Reading the Forwarding Table
When gated starts up, it reads the kernel forwarding table and installs
corresponding routes in the routing table. These routes are called
remnants, and are timed out after a configured interval (which defaults
to 3 minutes), or as soon as a more attractive route is learned. This
allows forwarding to occur during the time it takes the routing proto‐
cols to start learning routes.
The following methods are used for reading the forwarding table from
the kernel:
Reading forwarding table via kmem
On Tru64 UNIX systems, gated reads the forwarding table via kmem at
boot time. After the system is booted, gated uses the Routing Socket
interface to receive updates from the kernel.
Reading the forwarding table via OS specific methods
Some operating systems define their own method of reading the kernel
forwarding table.
Reading the interface list
The kernel support subsystem of gated is responsible for reading the
status of the kernel's physical and protocol interfaces periodically.
The gated daemon detects changes in the interface list and notifies the
protocols so they can start or stop instances or peers.
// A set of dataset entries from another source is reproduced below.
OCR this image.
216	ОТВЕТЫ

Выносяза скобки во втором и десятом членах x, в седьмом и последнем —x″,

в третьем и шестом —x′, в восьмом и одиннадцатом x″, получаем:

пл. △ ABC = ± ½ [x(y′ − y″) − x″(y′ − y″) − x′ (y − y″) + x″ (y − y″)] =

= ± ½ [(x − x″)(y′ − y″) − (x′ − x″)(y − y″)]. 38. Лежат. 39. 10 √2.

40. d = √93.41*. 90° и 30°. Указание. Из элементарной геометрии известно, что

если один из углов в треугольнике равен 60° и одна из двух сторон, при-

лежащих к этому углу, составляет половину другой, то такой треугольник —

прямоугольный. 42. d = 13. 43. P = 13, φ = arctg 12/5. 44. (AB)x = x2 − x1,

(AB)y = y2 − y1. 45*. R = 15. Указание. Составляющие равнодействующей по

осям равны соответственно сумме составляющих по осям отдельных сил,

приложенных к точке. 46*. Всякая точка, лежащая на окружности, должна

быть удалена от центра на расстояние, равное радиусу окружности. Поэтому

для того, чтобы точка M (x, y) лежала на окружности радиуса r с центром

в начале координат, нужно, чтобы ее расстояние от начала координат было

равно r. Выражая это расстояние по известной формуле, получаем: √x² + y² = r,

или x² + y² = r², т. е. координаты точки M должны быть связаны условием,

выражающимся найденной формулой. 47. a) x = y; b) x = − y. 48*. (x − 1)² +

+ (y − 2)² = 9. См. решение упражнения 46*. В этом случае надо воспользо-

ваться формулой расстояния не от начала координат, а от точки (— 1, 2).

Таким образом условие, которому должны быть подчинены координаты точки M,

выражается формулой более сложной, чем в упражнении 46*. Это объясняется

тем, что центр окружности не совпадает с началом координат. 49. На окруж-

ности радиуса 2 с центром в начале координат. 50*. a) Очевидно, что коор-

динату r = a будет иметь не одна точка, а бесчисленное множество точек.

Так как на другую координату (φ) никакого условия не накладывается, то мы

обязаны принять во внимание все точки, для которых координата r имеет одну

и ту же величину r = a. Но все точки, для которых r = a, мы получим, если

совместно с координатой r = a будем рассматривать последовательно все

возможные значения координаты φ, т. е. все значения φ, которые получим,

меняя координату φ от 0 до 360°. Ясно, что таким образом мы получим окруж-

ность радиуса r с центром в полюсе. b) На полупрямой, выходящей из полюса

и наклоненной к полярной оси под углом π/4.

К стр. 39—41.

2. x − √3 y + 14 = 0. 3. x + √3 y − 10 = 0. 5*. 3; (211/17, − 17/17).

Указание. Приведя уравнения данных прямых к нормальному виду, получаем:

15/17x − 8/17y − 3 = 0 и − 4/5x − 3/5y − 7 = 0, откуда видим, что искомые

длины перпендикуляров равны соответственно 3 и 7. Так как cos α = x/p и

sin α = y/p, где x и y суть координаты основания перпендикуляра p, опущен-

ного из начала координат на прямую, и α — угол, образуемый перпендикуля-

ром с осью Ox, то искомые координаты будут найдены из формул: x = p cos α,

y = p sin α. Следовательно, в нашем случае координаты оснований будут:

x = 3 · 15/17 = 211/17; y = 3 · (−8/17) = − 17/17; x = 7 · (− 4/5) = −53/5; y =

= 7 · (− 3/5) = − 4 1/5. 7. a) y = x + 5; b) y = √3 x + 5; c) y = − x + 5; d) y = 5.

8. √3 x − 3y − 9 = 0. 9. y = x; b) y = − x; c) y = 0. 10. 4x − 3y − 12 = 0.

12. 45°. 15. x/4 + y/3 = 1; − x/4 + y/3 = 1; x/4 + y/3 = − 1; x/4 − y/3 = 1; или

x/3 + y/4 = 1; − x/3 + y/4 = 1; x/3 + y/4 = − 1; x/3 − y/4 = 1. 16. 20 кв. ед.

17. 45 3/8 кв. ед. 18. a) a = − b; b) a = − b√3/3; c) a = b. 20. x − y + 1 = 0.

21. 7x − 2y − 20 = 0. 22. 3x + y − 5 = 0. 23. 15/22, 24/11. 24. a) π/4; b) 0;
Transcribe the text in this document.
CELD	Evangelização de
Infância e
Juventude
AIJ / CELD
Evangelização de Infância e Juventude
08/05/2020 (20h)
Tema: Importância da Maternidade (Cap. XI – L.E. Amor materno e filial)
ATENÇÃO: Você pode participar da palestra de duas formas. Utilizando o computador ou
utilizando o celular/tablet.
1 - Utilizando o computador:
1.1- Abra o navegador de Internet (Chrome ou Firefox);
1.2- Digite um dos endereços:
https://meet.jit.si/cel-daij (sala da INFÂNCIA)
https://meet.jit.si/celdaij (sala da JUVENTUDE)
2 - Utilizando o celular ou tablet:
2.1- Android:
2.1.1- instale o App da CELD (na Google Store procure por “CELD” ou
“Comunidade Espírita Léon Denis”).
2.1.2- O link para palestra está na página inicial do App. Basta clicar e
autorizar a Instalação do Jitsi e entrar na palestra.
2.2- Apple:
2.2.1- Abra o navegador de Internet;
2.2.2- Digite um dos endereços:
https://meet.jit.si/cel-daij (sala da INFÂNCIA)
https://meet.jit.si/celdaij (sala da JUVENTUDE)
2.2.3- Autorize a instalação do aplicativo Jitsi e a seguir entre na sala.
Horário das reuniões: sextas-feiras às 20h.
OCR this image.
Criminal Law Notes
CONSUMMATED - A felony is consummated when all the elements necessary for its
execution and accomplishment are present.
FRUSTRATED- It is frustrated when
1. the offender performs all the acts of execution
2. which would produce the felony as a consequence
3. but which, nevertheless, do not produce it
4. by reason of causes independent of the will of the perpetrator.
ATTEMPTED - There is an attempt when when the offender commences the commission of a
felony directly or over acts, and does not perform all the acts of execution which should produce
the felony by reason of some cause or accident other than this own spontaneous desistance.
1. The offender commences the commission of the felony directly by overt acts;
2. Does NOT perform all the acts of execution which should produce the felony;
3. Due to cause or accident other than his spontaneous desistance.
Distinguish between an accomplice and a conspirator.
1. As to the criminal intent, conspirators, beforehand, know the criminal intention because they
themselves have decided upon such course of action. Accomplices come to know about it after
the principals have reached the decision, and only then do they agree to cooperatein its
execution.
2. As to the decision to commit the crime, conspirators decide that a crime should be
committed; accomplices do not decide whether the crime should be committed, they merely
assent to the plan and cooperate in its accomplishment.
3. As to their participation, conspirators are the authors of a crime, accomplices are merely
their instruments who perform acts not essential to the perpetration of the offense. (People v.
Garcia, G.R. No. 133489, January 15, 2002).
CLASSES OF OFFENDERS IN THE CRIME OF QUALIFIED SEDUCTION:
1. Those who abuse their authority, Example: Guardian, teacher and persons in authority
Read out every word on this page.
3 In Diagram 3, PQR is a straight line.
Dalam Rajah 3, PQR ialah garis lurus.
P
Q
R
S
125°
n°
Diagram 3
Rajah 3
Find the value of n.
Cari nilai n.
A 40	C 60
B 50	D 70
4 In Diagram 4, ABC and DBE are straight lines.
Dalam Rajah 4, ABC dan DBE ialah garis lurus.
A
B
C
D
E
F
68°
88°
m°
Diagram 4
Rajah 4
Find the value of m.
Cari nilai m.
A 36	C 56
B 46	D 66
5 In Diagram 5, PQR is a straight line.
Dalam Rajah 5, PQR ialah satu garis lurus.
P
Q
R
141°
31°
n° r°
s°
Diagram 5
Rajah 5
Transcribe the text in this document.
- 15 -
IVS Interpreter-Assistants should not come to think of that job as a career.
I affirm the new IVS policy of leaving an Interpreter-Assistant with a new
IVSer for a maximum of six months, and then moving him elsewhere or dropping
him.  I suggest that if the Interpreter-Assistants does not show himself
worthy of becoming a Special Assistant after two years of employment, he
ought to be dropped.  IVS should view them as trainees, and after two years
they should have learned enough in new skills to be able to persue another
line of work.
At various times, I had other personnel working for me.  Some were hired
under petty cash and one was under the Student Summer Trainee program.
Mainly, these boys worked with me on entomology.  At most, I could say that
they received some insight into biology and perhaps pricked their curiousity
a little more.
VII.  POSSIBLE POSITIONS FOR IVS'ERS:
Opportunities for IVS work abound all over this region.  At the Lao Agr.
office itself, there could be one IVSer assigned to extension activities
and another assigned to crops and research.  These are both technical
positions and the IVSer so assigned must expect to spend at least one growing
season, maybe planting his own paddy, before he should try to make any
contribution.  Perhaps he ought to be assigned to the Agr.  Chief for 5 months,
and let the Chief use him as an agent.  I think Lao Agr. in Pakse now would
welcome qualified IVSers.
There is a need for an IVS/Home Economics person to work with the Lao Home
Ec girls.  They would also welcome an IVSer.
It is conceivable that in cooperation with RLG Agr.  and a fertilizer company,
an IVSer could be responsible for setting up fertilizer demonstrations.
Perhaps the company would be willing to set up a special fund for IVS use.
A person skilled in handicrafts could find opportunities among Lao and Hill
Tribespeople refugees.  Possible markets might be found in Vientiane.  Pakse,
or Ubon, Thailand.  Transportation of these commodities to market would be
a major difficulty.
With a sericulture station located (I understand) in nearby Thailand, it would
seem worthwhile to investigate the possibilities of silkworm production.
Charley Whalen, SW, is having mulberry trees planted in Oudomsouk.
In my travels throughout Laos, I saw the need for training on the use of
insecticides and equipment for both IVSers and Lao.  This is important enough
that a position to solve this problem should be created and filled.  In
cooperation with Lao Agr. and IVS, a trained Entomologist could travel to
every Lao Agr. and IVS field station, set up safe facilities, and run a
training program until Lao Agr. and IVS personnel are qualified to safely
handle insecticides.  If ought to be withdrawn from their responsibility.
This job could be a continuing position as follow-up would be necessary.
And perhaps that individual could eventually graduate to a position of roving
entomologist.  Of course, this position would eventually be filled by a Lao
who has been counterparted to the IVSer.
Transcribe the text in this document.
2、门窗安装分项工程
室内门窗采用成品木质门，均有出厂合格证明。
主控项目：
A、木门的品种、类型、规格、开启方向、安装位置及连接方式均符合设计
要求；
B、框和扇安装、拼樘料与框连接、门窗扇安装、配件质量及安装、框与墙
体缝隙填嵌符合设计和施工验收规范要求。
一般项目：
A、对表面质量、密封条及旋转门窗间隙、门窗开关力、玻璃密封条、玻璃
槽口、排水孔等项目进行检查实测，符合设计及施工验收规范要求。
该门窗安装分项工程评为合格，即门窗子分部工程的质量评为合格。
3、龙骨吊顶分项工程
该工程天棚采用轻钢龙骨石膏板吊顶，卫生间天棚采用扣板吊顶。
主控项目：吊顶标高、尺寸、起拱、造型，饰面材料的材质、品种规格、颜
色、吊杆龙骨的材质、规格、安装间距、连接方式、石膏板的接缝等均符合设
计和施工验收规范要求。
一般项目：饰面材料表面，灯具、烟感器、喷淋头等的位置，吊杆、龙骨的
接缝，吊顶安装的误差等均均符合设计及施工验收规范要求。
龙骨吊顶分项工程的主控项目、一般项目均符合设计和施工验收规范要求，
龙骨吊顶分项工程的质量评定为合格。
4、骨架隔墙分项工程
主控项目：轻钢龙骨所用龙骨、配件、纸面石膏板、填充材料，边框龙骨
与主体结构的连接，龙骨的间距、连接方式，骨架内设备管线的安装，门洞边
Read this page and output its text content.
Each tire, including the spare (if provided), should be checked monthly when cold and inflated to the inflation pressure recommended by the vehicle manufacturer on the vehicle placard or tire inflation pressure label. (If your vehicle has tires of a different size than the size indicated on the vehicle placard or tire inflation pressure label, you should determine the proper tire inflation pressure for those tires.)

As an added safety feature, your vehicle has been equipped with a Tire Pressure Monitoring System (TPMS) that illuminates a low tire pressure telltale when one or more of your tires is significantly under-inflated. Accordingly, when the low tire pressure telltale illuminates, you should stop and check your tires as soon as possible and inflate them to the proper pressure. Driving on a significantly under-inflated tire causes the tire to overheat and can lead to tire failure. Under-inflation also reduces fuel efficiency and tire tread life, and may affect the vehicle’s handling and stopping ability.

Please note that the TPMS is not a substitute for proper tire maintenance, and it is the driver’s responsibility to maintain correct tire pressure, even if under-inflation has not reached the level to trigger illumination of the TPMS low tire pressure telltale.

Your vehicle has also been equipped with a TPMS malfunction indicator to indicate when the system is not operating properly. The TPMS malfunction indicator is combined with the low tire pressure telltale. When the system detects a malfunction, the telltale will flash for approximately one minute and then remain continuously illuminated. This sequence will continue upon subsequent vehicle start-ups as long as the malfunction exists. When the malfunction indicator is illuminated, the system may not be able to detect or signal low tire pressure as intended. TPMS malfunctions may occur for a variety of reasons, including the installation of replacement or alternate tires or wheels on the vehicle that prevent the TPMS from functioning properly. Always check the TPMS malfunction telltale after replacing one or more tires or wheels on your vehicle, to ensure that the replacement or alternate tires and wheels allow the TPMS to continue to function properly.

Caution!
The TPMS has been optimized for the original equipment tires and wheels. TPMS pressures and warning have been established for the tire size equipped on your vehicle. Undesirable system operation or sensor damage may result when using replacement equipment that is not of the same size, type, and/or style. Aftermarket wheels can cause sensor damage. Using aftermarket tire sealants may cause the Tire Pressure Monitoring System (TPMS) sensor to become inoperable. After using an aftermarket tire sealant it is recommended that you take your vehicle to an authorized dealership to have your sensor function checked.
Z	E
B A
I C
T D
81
The interface
list is read in the following ways:
Reading the interface list with SIOCGIFCONF
On systems based on BSD 4.3, 4.3 Reno, and 4.3 Net/2, the SIOCGIFCONF
ioctl interface is used to read the kernel interface list. Using this
method, a list of interfaces and some basic information about them is
returned by the SIOCGIFCONF call. Other information must be learned by
issuing other ioctls to learn the interface network mask, flags, MTU,
metric, destination address (for point-to-point interfaces) and broad‐
cast address (for broadcast capable interfaces).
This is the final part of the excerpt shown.